The Nationwide Building Society has reported that UK house prices increased by 0.6% in October, with the annual pace of price growth edging up to 3.9% from 3.8% in September.
The average price of a home in the UK is now £196,807.
Robert Gardner, Nationwide’s chief economist, said: “Over the past five months annual price growth has remained in a fairly narrow range between 3% and 4%, broadly consistent with earnings growth over the longer term. While this bodes well for a sustainable increase in housing market activity, much will depend on whether building activity can keep pace with increasing demand.
“Fixed rate mortgages have remained the most popular product type by a considerable margin in recent years. Data from the Council of Mortgage Lenders suggests that almost 90% of new mortgages were contracted on fixed rates over the past twelve months. This is probably a reflection of ongoing uncertainty about the precise timing of UK interest rate increases as well as a desire to lock in low interest rates.
“The proportion of new mortgage lending contracted on fixed rates has been steadily increasing since the low point in 2010, when less than half of lending was on fixed rates. In recent months the proportion of lending accounted for by fixed rate deals has surpassed the levels prevailing before the financial crisis.

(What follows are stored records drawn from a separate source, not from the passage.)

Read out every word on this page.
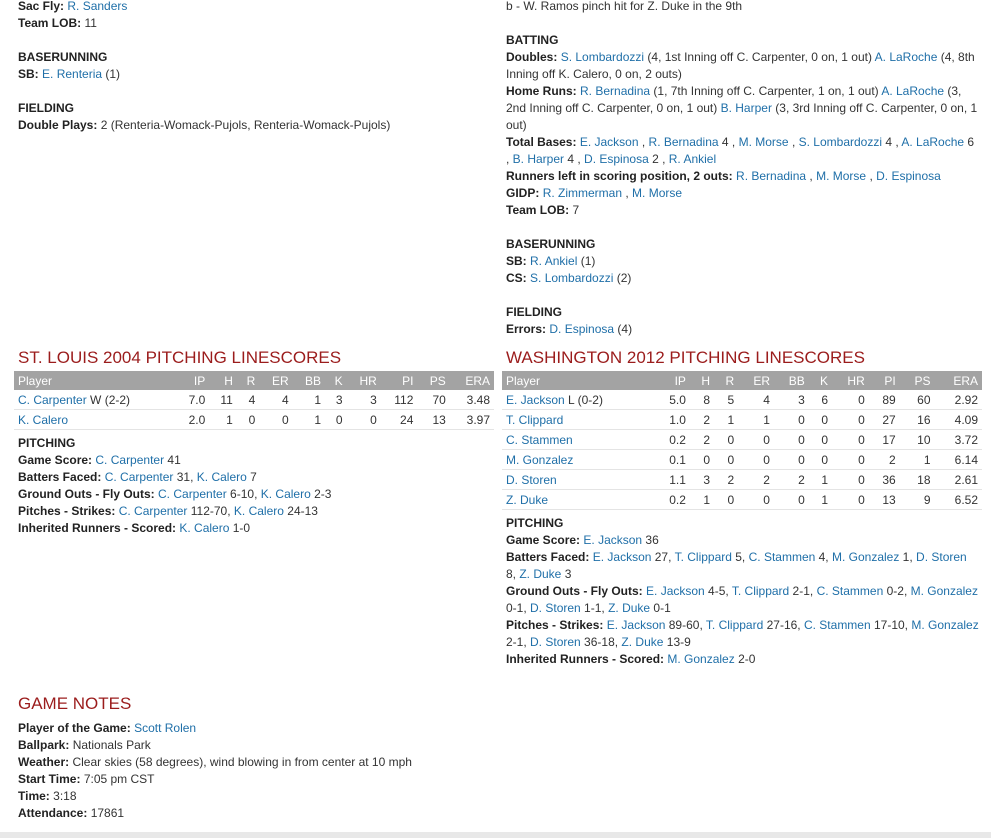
Sac Fly: R. Sanders

Team LOB: 11

BASERUNNING

SB: E. Renteria (1)

FIELDING

Double Plays: 2 (Renteria-Womack-Pujols, Renteria-Womack-Pujols)

ST. LOUIS 2004 PITCHING LINESCORES
Player	IP	H	R	ER	BB	K	HR	PI	PS	ERA
C. Carpenter W (2-2)	7.0	11	4	4	1	3	3	112	70	3.48
K. Calero	2.0	1	0	0	1	0	0	24	13	3.97

PITCHING

Game Score: C. Carpenter 41

Batters Faced: C. Carpenter 31, K. Calero 7

Ground Outs - Fly Outs: C. Carpenter 6-10, K. Calero 2-3

Pitches - Strikes: C. Carpenter 112-70, K. Calero 24-13

Inherited Runners - Scored: K. Calero 1-0

GAME NOTES

Player of the Game: Scott Rolen

Ballpark: Nationals Park

Weather: Clear skies (58 degrees), wind blowing in from center at 10 mph

Start Time: 7:05 pm CST

Time: 3:18

Attendance: 17861

b - W. Ramos pinch hit for Z. Duke in the 9th

BATTING

Doubles: S. Lombardozzi (4, 1st Inning off C. Carpenter, 0 on, 1 out) A. LaRoche (4, 8th Inning off K. Calero, 0 on, 2 outs)

Home Runs: R. Bernadina (1, 7th Inning off C. Carpenter, 1 on, 1 out) A. LaRoche (3, 2nd Inning off C. Carpenter, 0 on, 1 out) B. Harper (3, 3rd Inning off C. Carpenter, 0 on, 1 out)

Total Bases: E. Jackson , R. Bernadina 4 , M. Morse , S. Lombardozzi 4 , A. LaRoche 6 , B. Harper 4 , D. Espinosa 2 , R. Ankiel

Runners left in scoring position, 2 outs: R. Bernadina , M. Morse , D. Espinosa

GIDP: R. Zimmerman , M. Morse

Team LOB: 7

BASERUNNING

SB: R. Ankiel (1)

CS: S. Lombardozzi (2)

FIELDING

Errors: D. Espinosa (4)

WASHINGTON 2012 PITCHING LINESCORES
Player	IP	H	R	ER	BB	K	HR	PI	PS	ERA
E. Jackson L (0-2)	5.0	8	5	4	3	6	0	89	60	2.92
T. Clippard	1.0	2	1	1	0	0	0	27	16	4.09
C. Stammen	0.2	2	0	0	0	0	0	17	10	3.72
M. Gonzalez	0.1	0	0	0	0	0	0	2	1	6.14
D. Storen	1.1	3	2	2	2	1	0	36	18	2.61
Z. Duke	0.2	1	0	0	0	1	0	13	9	6.52

PITCHING

Game Score: E. Jackson 36

Batters Faced: E. Jackson 27, T. Clippard 5, C. Stammen 4, M. Gonzalez 1, D. Storen 8, Z. Duke 3

Ground Outs - Fly Outs: E. Jackson 4-5, T. Clippard 2-1, C. Stammen 0-2, M. Gonzalez 0-1, D. Storen 1-1, Z. Duke 0-1

Pitches - Strikes: E. Jackson 89-60, T. Clippard 27-16, C. Stammen 17-10, M. Gonzalez 2-1, D. Storen 36-18, Z. Duke 13-9

Inherited Runners - Scored: M. Gonzalez 2-0
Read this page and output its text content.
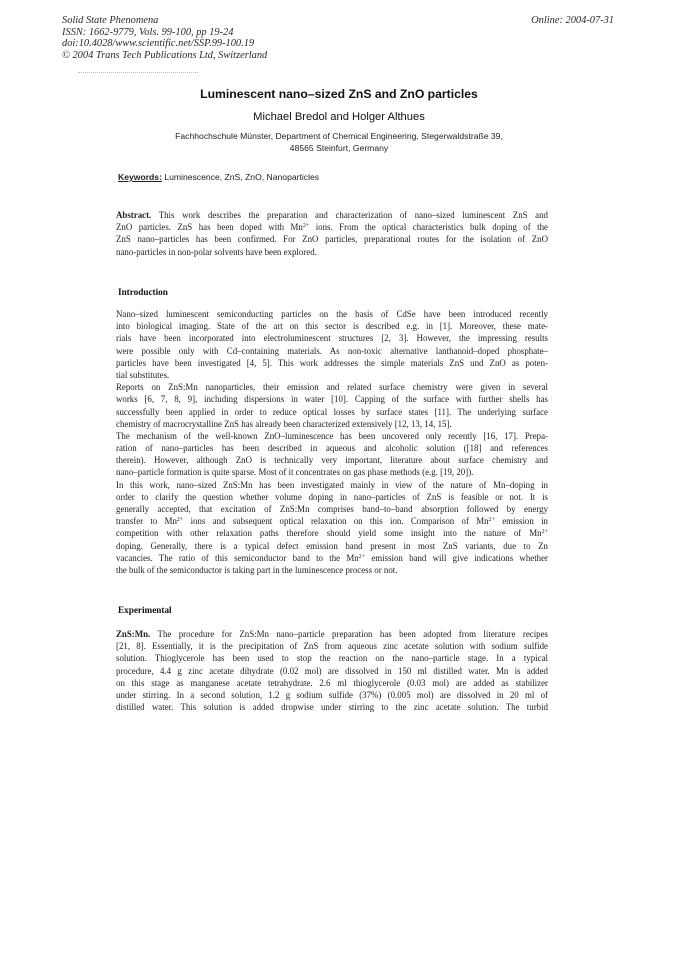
Solid State Phenomena
ISSN: 1662-9779, Vols. 99-100, pp 19-24
doi:10.4028/www.scientific.net/SSP.99-100.19
© 2004 Trans Tech Publications Ltd, Switzerland
Online: 2004-07-31
Luminescent nano–sized ZnS and ZnO particles
Michael Bredol and Holger Althues
Fachhochschule Münster, Department of Chemical Engineering, Stegerwaldstraße 39,
48565 Steinfurt, Germany
Keywords: Luminescence, ZnS, ZnO, Nanoparticles
Abstract. This work describes the preparation and characterization of nano–sized luminescent ZnS and
ZnO particles. ZnS has been doped with $Mn^{2+}$ ions. From the optical characteristics bulk doping of the
ZnS nano–particles has been confirmed. For ZnO particles, preparational routes for the isolation of ZnO
nano-particles in non-polar solvents have been explored.
Introduction
Nano–sized luminescent semiconducting particles on the basis of CdSe have been introduced recently
into biological imaging. State of the art on this sector is described e.g. in [1]. Moreover, these mate-
rials have been incorporated into electroluminescent structures [2, 3]. However, the impressing results
were possible only with Cd–containing materials. As non-toxic alternative lanthanoid–doped phosphate–
particles have been investigated [4, 5]. This work addresses the simple materials ZnS und ZnO as poten-
tial substitutes.
Reports on ZnS:Mn nanoparticles, their emission and related surface chemistry were given in several
works [6, 7, 8, 9], including dispersions in water [10]. Capping of the surface with further shells has
successfully been applied in order to reduce optical losses by surface states [11]. The underlying surface
chemistry of macrocrystalline ZnS has already been characterized extensively [12, 13, 14, 15].
The mechanism of the well-known ZnO–luminescence has been uncovered only recently [16, 17]. Prepa-
ration of nano–particles has been described in aqueous and alcoholic solution ([18] and references
therein). However, although ZnO is technically very important, literature about surface chemistry and
nano–particle formation is quite sparse. Most of it concentrates on gas phase methods (e.g. [19, 20]).
In this work, nano–sized ZnS:Mn has been investigated mainly in view of the nature of Mn–doping in
order to clarify the question whether volume doping in nano–particles of ZnS is feasible or not. It is
generally accepted, that excitation of ZnS:Mn comprises band–to–band absorption followed by energy
transfer to $Mn^{2+}$ ions and subsequent optical relaxation on this ion. Comparison of $Mn^{2+}$ emission in
competition with other relaxation paths therefore should yield some insight into the nature of $Mn^{2+}$
doping. Generally, there is a typical defect emission band present in most ZnS variants, due to Zn
vacancies. The ratio of this semiconductor band to the $Mn^{2+}$ emission band will give indications whether
the bulk of the semiconductor is taking part in the luminescence process or not.
Experimental
ZnS:Mn. The procedure for ZnS:Mn nano–particle preparation has been adopted from literature recipes
[21, 8]. Essentially, it is the precipitation of ZnS from aqueous zinc acetate solution with sodium sulfide
solution. Thioglycerole has been used to stop the reaction on the nano–particle stage. In a typical
procedure, 4.4 g zinc acetate dihydrate (0.02 mol) are dissolved in 150 ml distilled water. Mn is added
on this stage as manganese acetate tetrahydrate. 2.6 ml thioglycerole (0.03 mol) are added as stabilizer
under stirring. In a second solution, 1.2 g sodium sulfide (37%) (0.005 mol) are dissolved in 20 ml of
distilled water. This solution is added dropwise under stirring to the zinc acetate solution. The turbid
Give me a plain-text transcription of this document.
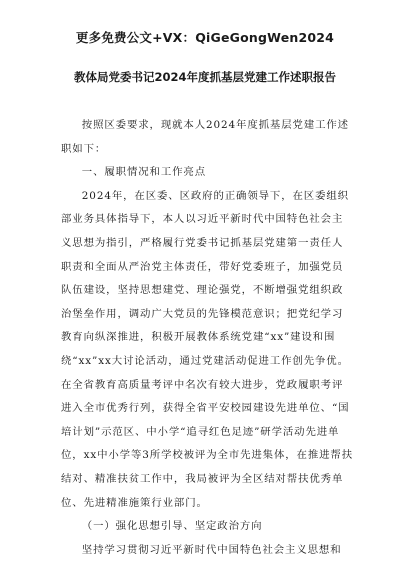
更多免费公文+VX：QiGeGongWen2024
教体局党委书记2024年度抓基层党建工作述职报告

按照区委要求，现就本人2024年度抓基层党建工作述职如下：

一、履职情况和工作亮点

2024年，在区委、区政府的正确领导下，在区委组织部业务具体指导下，本人以习近平新时代中国特色社会主义思想为指引，严格履行党委书记抓基层党建第一责任人职责和全面从严治党主体责任，带好党委班子，加强党员队伍建设，坚持思想建党、理论强党，不断增强党组织政治堡垒作用，调动广大党员的先锋模范意识；把党纪学习教育向纵深推进，积极开展教体系统党建“xx”建设和围绕“xx”xx大讨论活动，通过党建活动促进工作创先争优。在全省教育高质量考评中名次有较大进步，党政履职考评进入全市优秀行列，获得全省平安校园建设先进单位、“国培计划”示范区、中小学“追寻红色足迹”研学活动先进单位，xx中小学等3所学校被评为全市先进集体，在推进帮扶结对、精准扶贫工作中，我局被评为全区结对帮扶优秀单位、先进精准施策行业部门。

（一）强化思想引导、坚定政治方向

坚持学习贯彻习近平新时代中国特色社会主义思想和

“Fixed rate deals are most popular amongst first time buyers for whom certainty over monthly payments is likely to be particularly important. Indeed, over the past twelve months 95% of new mortgage lending to first time buyers was on fixed rates.”
Mark Dyason, director of UK independent mortgage broker Edinburgh Mortgage Advice, added: “Fixed rates mortgages, especially five-year fixes, are by a distance the most popular with borrowers right now. Any rate rise talk from the Bank of England travels like wildfire through the ranks of homeowners and prospective homeowners.
“Borrowers know higher rates are coming sooner or later and they are battening down the hatches in advance.
“First time buyers and people with smaller deposits are especially likely to select a fixed rate because that’s what most lenders are offering at high loan to values. With the interest rate upcycle surely getting closer, more borrowers on fixed rates cannot be a bad thing.”